The broking firm JM Financials iterates rating and target price on the stock Reliance Industries unchanged after it inked a JV with Disney. It has a price target of Rs 3,050 and a “Buy” rating on Reliance Industries’ stock.
According to JM Financials, the company’s net debt concerns are behind, and “also because Reliance has industry-leading capabilities across businesses to drive robust 14-15% EPS CAGR over the next 3-5 years.”
Further, the brokerage said that the company’s net debt will reach its highest point in the current financial year from where it’ll start declining as capex will moderate by a gradual increase in internal cash generation.
“Further, RIL could still drive a robust 14-15% EPS CAGR over the next 3-5 years with Jio’s ARPU expected to rise at 10% CAGR over FY23-28 with ARPU being on a structural uptrend given the industry structure, future investment needs, and the need to avoid a duopoly market — A Giant Digital Leap,” JM Financials said.
Another broking firm Motilal Oswal Financial Services is confident in Reliance Industries and keeps the rating and target price unchanged. The firm gave the rationale that it sees consistent strength in its refining margins and ongoing improvements in petrochemical spreads for the oil-to-chemical business.

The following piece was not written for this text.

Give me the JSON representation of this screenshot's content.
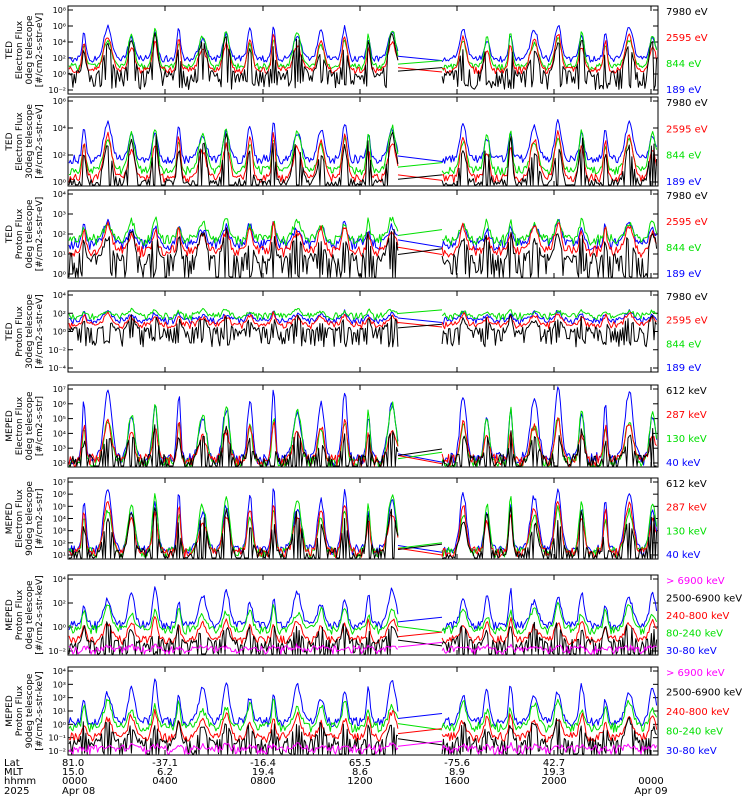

The firm has a “Buy” rating on the stock of Reliance Industries with a target price of Rs 3,210. The target price is the highest a stock can reach in the brokerage’s view after reaching that limit brokers usually sell that stock and book profit.
However, the brokerage noted that the company’s oil-to-chemical business saw some impact after a scheduled shutdown in the third quarter of the current financial year.
“Singapore refining margin remained robust at $8.3/bbl in Feb’24, while key petrochemical spreads over Naphtha too picked up MoM in Feb’24. FY25 will witness Reliance Industries commence phase-wise operations from its PV and battery storage facilities, which we believe can be a key catalyst for the stock in 1HFY25,” the brokerage said in its research report.